Vortrag von Dr. Elke Gryglewski
51% der jüdischen Bürgerinnen und Bürger Deutschlands hat laut einer Umfrage schon einmal darüber nachgedacht, das Land zu verlassen. Immer mehr sind Jüdinnen und Juden hierzulande von antisemitischen Übergriffen unterschiedlichster Art bedroht. Zahlen und Fakten, die dies belegen, sind höher als im Durchschnitt der EU. Deutschland galt bisher als vorbildlich für die Aufarbeitung von Antisemitismus und Holocaust. Nicht zuletzt wird seit vielen Jahren am 9. November auch in unserer Region Erinnerung und Mahnung mit dem Gedenken an die Reichspogromnacht wach gehalten. Es ist dem Engagement zahlreicher Menschen zu verdanken, dass durch Erinnerungsorte und Veranstaltungen vielfältigster Art Antisemitismus als ideologischer Motor für dieses Verbrechen durchschaut und seine zerstörerische Unmenschlichkeit entlarvt werden kann.

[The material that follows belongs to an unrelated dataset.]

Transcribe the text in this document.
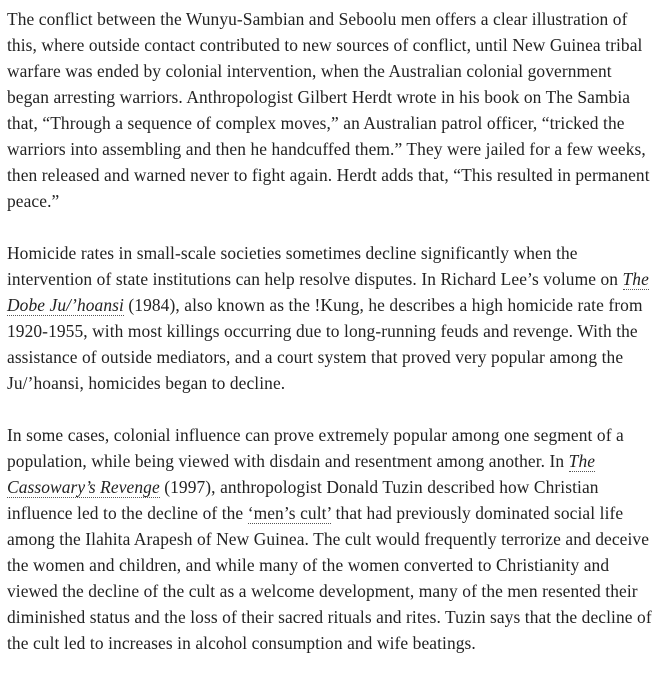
The conflict between the Wunyu-Sambian and Seboolu men offers a clear illustration of this, where outside contact contributed to new sources of conflict, until New Guinea tribal warfare was ended by colonial intervention, when the Australian colonial government began arresting warriors. Anthropologist Gilbert Herdt wrote in his book on The Sambia that, “Through a sequence of complex moves,” an Australian patrol officer, “tricked the warriors into assembling and then he handcuffed them.” They were jailed for a few weeks, then released and warned never to fight again. Herdt adds that, “This resulted in permanent peace.”

Homicide rates in small-scale societies sometimes decline significantly when the intervention of state institutions can help resolve disputes. In Richard Lee’s volume on The Dobe Ju/’hoansi (1984), also known as the !Kung, he describes a high homicide rate from 1920-1955, with most killings occurring due to long-running feuds and revenge. With the assistance of outside mediators, and a court system that proved very popular among the Ju/’hoansi, homicides began to decline.

In some cases, colonial influence can prove extremely popular among one segment of a population, while being viewed with disdain and resentment among another. In The Cassowary’s Revenge (1997), anthropologist Donald Tuzin described how Christian influence led to the decline of the ‘men’s cult’ that had previously dominated social life among the Ilahita Arapesh of New Guinea. The cult would frequently terrorize and deceive the women and children, and while many of the women converted to Christianity and viewed the decline of the cult as a welcome development, many of the men resented their diminished status and the loss of their sacred rituals and rites. Tuzin says that the decline of the cult led to increases in alcohol consumption and wife beatings.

Nach und nach, besonders im Zuge des Zusammenbruchs der Sowjetunion, wanderten viele Jüdinnen und Juden in der Hoffnung auf ein friedliches und unbehelligtes Leben nach Deutschland aus. In den zurzeit ca. 105 jüdischen Gemeinden entwickelte sich eine bemerkenswerte Vielfalt, Lebendigkeit und Komplexität.
Die traurige Wahrheit: Antisemitismus war in Deutschland auch nach 1945, als die Beendigung der Nazi-Herrschaft den in diesem Ausmaß noch nie dagewesenen Verbrechen gegen die Menschlichkeit ein Ende setzte, keineswegs einfach in der Versenkung verschwunden. Zu keinem Zeitpunkt blieb jüdisches Leben nach 1945 unbeeinträchtigt. Besonders seit dem Krieg zwischen Israel und der Hamas ist die Zahl von tätlichen Angriffen, Beleidigungen, Drohungen und auch versteckteren Formen des Antisemitismus noch einmal sprunghaft gestiegen. So hat sich z. B. die Zahl antisemitischer Straftaten, die von einer hohen Dunkelziffer geprägt ist, zwischen 2022 und 2023 verdoppelt. Zusätzlich angeheizt durch kaum gebremste Hetze im Internet wird die Hemmschwelle für Antisemitismus im öffentlichen und privaten Raum immer tiefer gesetzt. Jüdinnen und Juden müssen sich wieder bedroht, belästigt, angegriffen bzw. grundsät zlich diskriminiert fühlen. Viele vermeiden mittlerweile verstärkt das Tragen jüdischer Symbole, verbergen unter Umständen ihre Identität oder fühlen sich generell ausgegrenzt aus dieser Gesellschaft. Auch Erinnerungsorte und Gedenkstätten sind vor Angriffen immer weniger sicher.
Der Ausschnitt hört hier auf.